ASALH Preserving Black History on the Metaverse Using Immersive Technologies

ASALH Preserving Black History on the Metaverse
Using Immersive Technologies
William Jackson, M.Ed.
CEO My Quest To Teach & MetaverseWP & World Metaverse Member

The controversies about the value of Black History in
the educational systems are not new. There have always
been the attempts to change, water-down, deflect,
marginalize, and even hide the truths of the contributions
of Blacks in the history books of American schools.

The act of slavery has erroneously been shown to be
beneficial to those brought over from Africa and the
Caribbean, shackled in chains, beaten, raped, tortured,
and otherwise dehumanized. There was nothing beneficial
to slaves from slavery. Blacks benefitted nothing.

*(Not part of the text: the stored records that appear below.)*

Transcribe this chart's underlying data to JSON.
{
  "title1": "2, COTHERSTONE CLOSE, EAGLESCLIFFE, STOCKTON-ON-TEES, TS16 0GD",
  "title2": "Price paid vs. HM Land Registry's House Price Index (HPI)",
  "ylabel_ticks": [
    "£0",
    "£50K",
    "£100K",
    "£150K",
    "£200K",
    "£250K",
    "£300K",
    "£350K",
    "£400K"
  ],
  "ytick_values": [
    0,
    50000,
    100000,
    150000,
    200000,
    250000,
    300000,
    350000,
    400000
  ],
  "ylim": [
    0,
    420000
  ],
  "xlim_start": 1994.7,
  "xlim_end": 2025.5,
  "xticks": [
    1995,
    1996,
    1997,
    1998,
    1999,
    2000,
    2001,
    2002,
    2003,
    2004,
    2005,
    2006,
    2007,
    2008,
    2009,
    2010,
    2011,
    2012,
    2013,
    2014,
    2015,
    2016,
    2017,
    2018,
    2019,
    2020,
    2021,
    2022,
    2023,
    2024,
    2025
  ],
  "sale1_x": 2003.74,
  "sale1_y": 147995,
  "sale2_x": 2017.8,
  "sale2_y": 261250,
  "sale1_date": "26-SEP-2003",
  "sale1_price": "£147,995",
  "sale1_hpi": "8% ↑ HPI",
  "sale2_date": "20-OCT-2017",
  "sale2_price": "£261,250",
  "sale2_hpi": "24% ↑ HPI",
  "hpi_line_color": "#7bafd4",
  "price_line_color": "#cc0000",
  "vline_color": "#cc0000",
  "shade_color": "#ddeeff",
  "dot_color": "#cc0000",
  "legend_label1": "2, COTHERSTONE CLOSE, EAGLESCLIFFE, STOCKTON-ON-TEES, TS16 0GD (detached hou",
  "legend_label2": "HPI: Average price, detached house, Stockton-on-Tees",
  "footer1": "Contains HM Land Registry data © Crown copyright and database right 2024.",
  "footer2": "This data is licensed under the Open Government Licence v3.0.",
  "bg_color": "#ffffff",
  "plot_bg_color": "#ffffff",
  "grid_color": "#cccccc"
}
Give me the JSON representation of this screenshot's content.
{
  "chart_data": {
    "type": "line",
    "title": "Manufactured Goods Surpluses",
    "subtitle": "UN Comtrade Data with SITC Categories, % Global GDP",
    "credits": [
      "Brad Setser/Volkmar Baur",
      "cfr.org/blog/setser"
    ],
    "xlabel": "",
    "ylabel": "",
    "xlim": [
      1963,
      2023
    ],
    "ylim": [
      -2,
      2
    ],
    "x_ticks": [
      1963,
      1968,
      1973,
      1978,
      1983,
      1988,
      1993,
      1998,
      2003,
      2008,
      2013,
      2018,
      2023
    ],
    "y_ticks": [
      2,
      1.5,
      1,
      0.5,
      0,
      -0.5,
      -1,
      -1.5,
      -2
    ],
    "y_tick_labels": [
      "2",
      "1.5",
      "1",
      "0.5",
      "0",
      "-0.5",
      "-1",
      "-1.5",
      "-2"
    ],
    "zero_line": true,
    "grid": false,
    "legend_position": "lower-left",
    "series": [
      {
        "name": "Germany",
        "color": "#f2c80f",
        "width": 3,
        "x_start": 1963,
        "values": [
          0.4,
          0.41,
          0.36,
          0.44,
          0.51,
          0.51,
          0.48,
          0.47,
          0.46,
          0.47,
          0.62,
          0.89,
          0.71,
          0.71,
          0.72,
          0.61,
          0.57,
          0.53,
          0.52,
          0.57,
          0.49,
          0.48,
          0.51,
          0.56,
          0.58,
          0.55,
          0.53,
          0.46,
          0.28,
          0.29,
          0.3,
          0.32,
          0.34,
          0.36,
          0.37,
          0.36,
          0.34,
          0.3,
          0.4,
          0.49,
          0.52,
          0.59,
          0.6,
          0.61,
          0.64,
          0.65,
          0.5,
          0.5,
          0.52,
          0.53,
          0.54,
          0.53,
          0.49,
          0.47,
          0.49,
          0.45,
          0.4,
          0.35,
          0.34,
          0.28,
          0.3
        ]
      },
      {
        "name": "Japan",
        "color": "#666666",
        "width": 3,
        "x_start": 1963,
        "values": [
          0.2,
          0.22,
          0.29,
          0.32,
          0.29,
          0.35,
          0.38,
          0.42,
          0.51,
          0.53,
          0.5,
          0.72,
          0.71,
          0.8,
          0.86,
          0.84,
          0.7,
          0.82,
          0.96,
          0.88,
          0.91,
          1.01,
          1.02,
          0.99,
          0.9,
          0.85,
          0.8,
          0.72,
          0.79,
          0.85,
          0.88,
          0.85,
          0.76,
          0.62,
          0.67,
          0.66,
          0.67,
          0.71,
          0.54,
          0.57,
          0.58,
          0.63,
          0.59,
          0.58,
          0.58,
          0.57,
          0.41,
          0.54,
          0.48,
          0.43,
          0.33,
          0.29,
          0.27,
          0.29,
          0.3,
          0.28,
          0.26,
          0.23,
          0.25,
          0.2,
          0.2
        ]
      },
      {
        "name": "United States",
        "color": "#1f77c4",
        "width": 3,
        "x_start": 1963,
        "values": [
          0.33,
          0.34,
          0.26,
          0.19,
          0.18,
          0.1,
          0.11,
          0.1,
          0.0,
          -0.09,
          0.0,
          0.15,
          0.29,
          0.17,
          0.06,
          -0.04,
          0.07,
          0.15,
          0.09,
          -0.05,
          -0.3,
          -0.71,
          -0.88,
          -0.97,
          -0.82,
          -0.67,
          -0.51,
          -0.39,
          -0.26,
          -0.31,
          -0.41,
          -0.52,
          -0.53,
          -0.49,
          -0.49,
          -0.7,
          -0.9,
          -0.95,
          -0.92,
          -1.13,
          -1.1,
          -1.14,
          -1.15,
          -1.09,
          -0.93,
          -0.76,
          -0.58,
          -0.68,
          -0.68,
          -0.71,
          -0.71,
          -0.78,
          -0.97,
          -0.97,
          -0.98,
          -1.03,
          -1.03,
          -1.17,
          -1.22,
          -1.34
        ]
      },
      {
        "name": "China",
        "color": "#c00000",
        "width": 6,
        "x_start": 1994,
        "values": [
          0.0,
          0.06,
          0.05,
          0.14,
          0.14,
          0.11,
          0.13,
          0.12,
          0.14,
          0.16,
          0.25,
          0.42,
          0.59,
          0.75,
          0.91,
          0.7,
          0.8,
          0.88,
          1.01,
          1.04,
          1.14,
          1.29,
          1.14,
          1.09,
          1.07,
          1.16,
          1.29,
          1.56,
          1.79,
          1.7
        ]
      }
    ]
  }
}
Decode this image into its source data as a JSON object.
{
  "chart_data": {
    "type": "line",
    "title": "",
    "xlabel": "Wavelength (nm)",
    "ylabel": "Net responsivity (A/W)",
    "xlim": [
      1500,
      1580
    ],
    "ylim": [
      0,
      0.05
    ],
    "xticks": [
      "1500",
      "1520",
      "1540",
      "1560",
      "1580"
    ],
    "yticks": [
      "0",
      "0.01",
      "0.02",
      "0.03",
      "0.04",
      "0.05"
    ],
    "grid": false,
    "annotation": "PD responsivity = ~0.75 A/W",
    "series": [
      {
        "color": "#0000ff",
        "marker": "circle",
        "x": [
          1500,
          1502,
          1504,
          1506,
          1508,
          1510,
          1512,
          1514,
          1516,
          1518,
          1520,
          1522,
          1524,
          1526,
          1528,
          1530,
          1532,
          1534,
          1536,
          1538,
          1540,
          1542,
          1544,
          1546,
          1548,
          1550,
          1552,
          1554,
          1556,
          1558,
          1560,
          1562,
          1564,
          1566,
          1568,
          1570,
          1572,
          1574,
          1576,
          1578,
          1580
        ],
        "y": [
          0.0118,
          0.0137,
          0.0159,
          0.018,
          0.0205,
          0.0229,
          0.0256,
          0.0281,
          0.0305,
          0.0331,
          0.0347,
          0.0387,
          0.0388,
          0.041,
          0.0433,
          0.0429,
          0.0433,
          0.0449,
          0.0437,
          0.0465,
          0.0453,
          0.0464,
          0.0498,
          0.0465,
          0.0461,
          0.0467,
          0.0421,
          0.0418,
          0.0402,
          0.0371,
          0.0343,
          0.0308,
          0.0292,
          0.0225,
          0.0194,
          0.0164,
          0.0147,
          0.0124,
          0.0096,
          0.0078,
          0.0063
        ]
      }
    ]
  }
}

The coming ASALH  conference
https://asalh.org/calendar/108th-annual-meeting-and-conference/
in Jacksonville, Florida will address multiple issues regarding Black
History, Black Excellence, Black Values, Black Education, Black
Economics and other important areas of knowledge and heritage.
One area of understanding is how the Metaverse and immersive
technologies can help extend and re-vitalize Black History by sharing
the blending of Black History that is available on the Metaverse and
its ability to be a learning experience in the immersive environments
digitally.

William and Aida Jackson, Certified VR Educators, members of the
World Metaverse Council and advocates of STEAM+M, AI and VR
are teaching the use of virtual reality using headsets, phones,
laptops and other devices that can be used to transport Black’s
back in time to see and hear people like Dr. Martin Luther King’s
speeches. “Now Is The Time” a VR experience
https://about.meta.com/community/vr-for-good/mlk-now-is-the-time/ 
via the Time Studios’ project “The March 360” and transformative
learning experiences.  The metaverse is influencing the direction
of school curriculums, state standards for instruction and the
accuracy of historical evidence.

History should never be changed, modified, and skewed to meet
political agendas. The Metaverse allows for broad-based engagement
and immersive engagements that allow the viewer to be involved,
engaged and learning. This is not relevant to gaming, it is not impactful
to earning high scores or conquering levels, there is a strategic
process to bring Black History to a level of immersive engagement
like never before.


Technologies can promote a more comprehensive education of
Black History among young people, each generation is influenced
creatively, the technology is innovative and far reaching to build
learning opportunities. Virtual Reality is bringing learning to life,
results from VictoryXR show that virtual reality demonstrably has
an effect on students’ learning retention by 70 to 90% improvements
(East Carolina University in 2018).
Morehouse College launched its first Black History course in the
Metaverse in 2022, taking students on a slave ship (Amistad), and
the Civil War and World War I battlegrounds where Black soldiers
fought bravely and valiantly.

Throughout history Blacks have made historic, revolutionary, and
evolutionary additions to the establishment of the United States
of America. Blacks have contributed to every aspect of national
and global inventions and innovation, but where is this
in history books?
There are approximately more than 400 million metaverse users
per month, and metaverse sites number in the thousands provide
an immersive experience that is memorable and applicable.
The movement towards immersive environments is growing and
engaging in new directions for educational pivoting, changing,
evolution and growth.

Educational engagements with learning are being influenced
this year in schools like Becoming Collegiate Academy the first
school in Jacksonville that has a Metaverse site
https://tinyurl.com/yc62pe8m for educational instruction.

Jacksonville is slow to adopt and adapt to the usage of immersive
educational environments for education. Because of the lack of
knowledge and experiences and trained staff this will be a
slow process. Schools like Twin Lakes Academy Middle School
are using tech by managing a Newspaper, Podcast and Metaverse
clubs to share content with the community about what is happening
weekly at the school.

This will be their 3rd year and the positive impact of VR technology on students’ learning is not confined to just one subject area, or one
classroom. Benefits have been demonstrated in nearly all other areas
of learning including foreign languages, problem solving, critical thinking,
the arts, and social sciences and Black and Hispanic History importantly.

Meta-analysis found that “[Virtual Reality]” students express a greater
level of confidence in completing learning tasks and understanding
historical information longer because of the immersive environment. Statistically significant differences existed in exam pass rates between
VR students and non-VR students, with VR students earning higher
scores. Lets move Black History on the Metaverse so the truth can
be seen, heard, engaged and learned by new generations.

Black History instruction can improve with engagement and
immersion benefitting, Black and Hispanic students and those
that thirst for truth and relevance.